Yine bu döneme kadar pek çok aktivistin, STK’ların ve LGBTİ örgütlerinin “LGBTİ’lere ayrı cezaevlerine” itirazları olmuş ve çeşitli açıklamalar yapmışlardı. Son günlerde gündeme gelen Tekirdağ Cezaevinde Diren Coşkun’un yaşadıkları, konunun ne kadar “hayati” olduğunu, tutuklu ve hükümlü LGBTİ bireylerin ne türden hak gaspları yaşadığını ortaya serdi. Örgüt üyesi olma iddiası ile tutuklu bulunan trans Diren Coşkun, tedavi hakkının elinden alındığını, tecrit edildiğini, hiçbir ihtiyacının karşılanmadığını, sorunları çözmek için yaptığı hiçbir girişimin karşılık bulamadığını, ayrımcılığa uğradığını ifade ederek ölüm orucuna başlamış, onun sesini duyurmak ve destek olmak için LGBTİ aktivisti Kıvılcım Arat da dışarıda açlık grevine başlamıştı.

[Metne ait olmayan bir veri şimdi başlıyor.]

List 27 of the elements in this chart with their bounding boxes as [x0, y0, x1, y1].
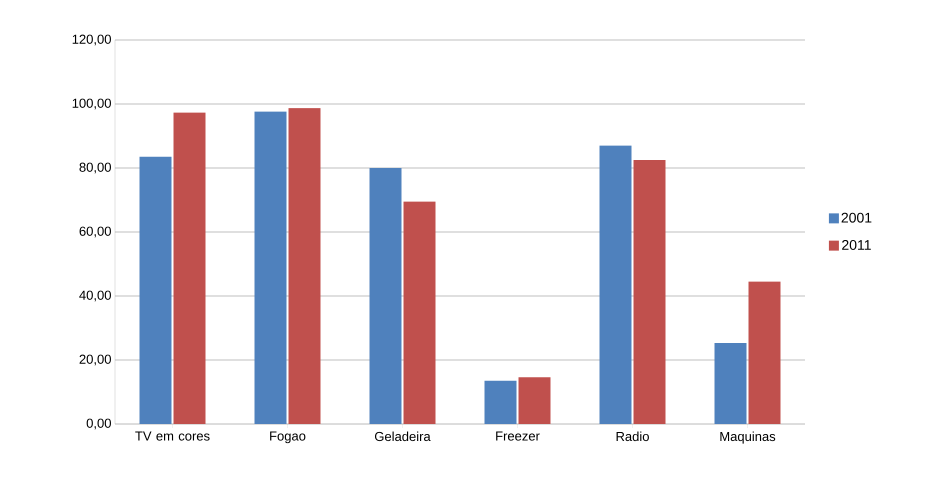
- bar: [140, 156, 172, 424]
- x-tick-label: Maquinas: [720, 432, 776, 444]
- bar: [600, 146, 632, 424]
- y-tick-label: 40,00: [79, 290, 111, 302]
- bar: [404, 202, 436, 424]
- bar: [484, 380, 517, 424]
- bar: [254, 112, 287, 424]
- y-tick-label: 100,00: [72, 98, 111, 110]
- bar: [634, 160, 666, 424]
- legend-label: 2011: [842, 240, 871, 250]
- bar: [518, 377, 551, 424]
- bar: [288, 108, 321, 424]
- x-tick-label: Radio: [616, 432, 649, 442]
- y-tick-label: 80,00: [80, 162, 111, 174]
- bar: [748, 282, 781, 424]
- x-tick-label: Fogao: [270, 432, 306, 444]
- legend-label: 2001: [842, 212, 872, 223]
- y-tick-label: 60,00: [80, 226, 111, 238]
- y-tick-label: 20,00: [80, 354, 111, 366]
- x-tick-label: Freezer: [496, 432, 540, 441]
- x-tick-label: Geladeira: [374, 432, 431, 442]
- y-tick-label: 0,00: [86, 418, 111, 430]
- bar: [174, 112, 206, 424]
- bar: [714, 343, 747, 424]
- y-tick-label: 120,00: [72, 34, 111, 46]
- bar: [370, 168, 402, 424]
- x-tick-label: TV em cores: [135, 432, 210, 441]
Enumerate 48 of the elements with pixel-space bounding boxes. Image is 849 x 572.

Bugün Türkiye’de cezaevlerinde nüfus 250 bine yaklaştı. Mahpuslar yaşadıkları sorunlara çözüm beklerken, TBMM İnsan Hakları Komisyonu tarafından oluşturulan 2 alt komisyon, geçen gün Maltepe ve Elazığ cezaevlerini inceleyerek hazırladığı raporu açıkladı ve o raporda da “farklı cinsel yönelimleri olanlar için ayrı cezaevleri yapılması” önerisi yapılıyordu.
Diren Coşkun, yaşadıklarıyla sorunun “hayatiliğini” ortaya koydu. Peki ya hem hükümetin hem de TBMM İnsan Hakları Komisyonunun önerisi olan “farklı cinsel yönelimleri olanlara ayrı cezaevi” meselesi ne anlama geliyor? Bu hayati sorunların çözümünde nerede duruyor?
EVET, GÜVENLİK VE TECRİT CİDDİ SORUN AMA…
Adalet Bakanlığı da İnsan Hakları Komisyonu da “ayrı cezaevi” önerisini “LGBTİ mahkumların güvenlik sorunlarını aşmak ve fiili izolasyona son vermek” ile gerekçelendiriyor.Türkiye’de LGBTİ insanlara yönelik ayrımcılığın önemli bir problem olduğu açık. Bu ayrımcılığın hapishanelerde de varlığını sürdürdüğünü, hatta daha boyutlu yaşandığını da biliyoruz. Yani evet, hapishanelerde LGBTİ mahpuslara dair ciddi bir güvenlik sorunu var.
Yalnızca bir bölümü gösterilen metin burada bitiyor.